Monday, July 26, 2010

Foreign Property Purchases Helping Manhattan Real Estate Market By Will Clarke

Singapore, Senegal, Laos and South Korea have a home in Manhattan but its not at the United Nations. Rather these countries are among a growing number of foreign nations purchasing residential / office space in Manhattan which is helping to fuel the market during the downturn.

Sellers can sometimes shy away from transactions involving foreign countries because they tend to take their time making purchase decisions and deals can be canceled following coups or changes in leadership. Furthermore they have special security considerations which can cause problems in negotiations. In better times, they would not be high on the list of desirable business partners but during the downturn, many sellers are willing to wait.
Often they purchase property to serve as offices and cultural centers.
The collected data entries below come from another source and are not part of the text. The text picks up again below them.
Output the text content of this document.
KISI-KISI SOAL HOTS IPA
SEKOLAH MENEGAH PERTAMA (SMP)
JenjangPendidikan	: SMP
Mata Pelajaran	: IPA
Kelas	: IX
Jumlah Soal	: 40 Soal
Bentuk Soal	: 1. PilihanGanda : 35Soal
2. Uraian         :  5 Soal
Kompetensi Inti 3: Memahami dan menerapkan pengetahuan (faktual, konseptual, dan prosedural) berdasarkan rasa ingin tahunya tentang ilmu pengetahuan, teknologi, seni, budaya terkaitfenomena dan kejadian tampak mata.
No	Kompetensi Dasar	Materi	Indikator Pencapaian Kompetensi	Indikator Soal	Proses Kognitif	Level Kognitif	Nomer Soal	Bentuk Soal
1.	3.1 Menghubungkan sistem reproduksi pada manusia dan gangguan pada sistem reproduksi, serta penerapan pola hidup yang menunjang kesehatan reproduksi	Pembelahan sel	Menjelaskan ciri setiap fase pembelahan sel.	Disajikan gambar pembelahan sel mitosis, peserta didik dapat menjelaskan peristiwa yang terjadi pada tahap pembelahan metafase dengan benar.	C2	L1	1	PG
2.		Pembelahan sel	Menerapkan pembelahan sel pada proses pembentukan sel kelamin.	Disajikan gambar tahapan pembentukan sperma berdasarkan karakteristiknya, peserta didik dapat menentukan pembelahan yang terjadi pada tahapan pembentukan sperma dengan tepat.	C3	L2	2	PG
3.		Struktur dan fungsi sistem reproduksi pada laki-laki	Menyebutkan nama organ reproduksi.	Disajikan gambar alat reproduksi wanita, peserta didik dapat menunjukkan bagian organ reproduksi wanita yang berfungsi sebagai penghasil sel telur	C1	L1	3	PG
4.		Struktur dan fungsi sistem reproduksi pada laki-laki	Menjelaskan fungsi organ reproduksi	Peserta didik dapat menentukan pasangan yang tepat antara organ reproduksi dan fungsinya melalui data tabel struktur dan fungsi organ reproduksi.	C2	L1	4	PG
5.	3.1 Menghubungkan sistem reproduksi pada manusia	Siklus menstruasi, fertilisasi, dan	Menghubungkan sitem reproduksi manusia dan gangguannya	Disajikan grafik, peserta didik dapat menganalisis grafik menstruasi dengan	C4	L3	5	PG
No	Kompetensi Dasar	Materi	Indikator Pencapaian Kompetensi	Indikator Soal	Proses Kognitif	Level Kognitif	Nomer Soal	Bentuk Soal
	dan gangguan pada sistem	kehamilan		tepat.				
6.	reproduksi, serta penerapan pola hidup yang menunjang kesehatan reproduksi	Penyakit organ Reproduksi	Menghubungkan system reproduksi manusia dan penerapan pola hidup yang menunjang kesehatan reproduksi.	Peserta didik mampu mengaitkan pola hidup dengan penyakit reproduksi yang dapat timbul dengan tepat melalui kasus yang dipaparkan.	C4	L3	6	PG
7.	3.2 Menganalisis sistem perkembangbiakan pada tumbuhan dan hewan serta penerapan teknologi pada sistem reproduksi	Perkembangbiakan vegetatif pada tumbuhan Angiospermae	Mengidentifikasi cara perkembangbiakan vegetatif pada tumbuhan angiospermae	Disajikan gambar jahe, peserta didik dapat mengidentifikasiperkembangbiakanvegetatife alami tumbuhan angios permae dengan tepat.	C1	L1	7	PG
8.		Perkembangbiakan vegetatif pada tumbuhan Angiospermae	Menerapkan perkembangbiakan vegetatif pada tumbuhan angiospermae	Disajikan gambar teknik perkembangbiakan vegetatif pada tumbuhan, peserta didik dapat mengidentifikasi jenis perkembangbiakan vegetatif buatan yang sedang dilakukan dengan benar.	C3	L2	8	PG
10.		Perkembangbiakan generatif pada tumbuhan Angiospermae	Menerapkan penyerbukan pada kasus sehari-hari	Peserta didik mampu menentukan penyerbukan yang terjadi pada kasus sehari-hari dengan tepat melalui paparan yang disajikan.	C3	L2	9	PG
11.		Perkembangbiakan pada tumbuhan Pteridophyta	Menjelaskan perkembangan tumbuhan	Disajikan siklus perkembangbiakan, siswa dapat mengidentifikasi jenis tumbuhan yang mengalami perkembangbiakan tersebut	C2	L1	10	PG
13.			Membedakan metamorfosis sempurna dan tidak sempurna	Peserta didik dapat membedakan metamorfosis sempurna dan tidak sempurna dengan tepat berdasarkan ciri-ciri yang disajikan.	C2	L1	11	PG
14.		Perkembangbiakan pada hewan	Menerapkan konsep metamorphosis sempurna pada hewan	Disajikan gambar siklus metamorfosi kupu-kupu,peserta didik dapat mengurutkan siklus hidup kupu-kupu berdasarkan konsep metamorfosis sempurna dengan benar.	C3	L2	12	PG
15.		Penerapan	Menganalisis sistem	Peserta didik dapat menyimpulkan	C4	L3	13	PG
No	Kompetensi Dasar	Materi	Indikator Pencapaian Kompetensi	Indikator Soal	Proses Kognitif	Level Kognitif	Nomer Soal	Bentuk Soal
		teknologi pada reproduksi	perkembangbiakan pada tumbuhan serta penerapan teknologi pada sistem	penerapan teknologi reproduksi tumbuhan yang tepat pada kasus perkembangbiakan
South Korea will begin construction on an eight-story cultural center along East 32nd which will include an art gallery and theatre along with traditional amenities.

While many impressive projects are planned by various countries, getting the initial deal to close can be a multi-year process. The Ivory Coast took three years to negotiate the purchase of an $8 million office condo along Second Avenue with the total time in escrow exceeding one year.

Recently a purchase with Senegal was briefly held up in court after the owner filed suit claiming that the country had been misleading the seller by promising payment but never following through. Two weeks later the lawsuit was withdrawn following payment but not after headaches and bad press for the country.

Difficulties like that can complicate seller's attitudes toward foreign purchasers but with Manhattan property at bargain rates, sellers are willing to risk possible complications.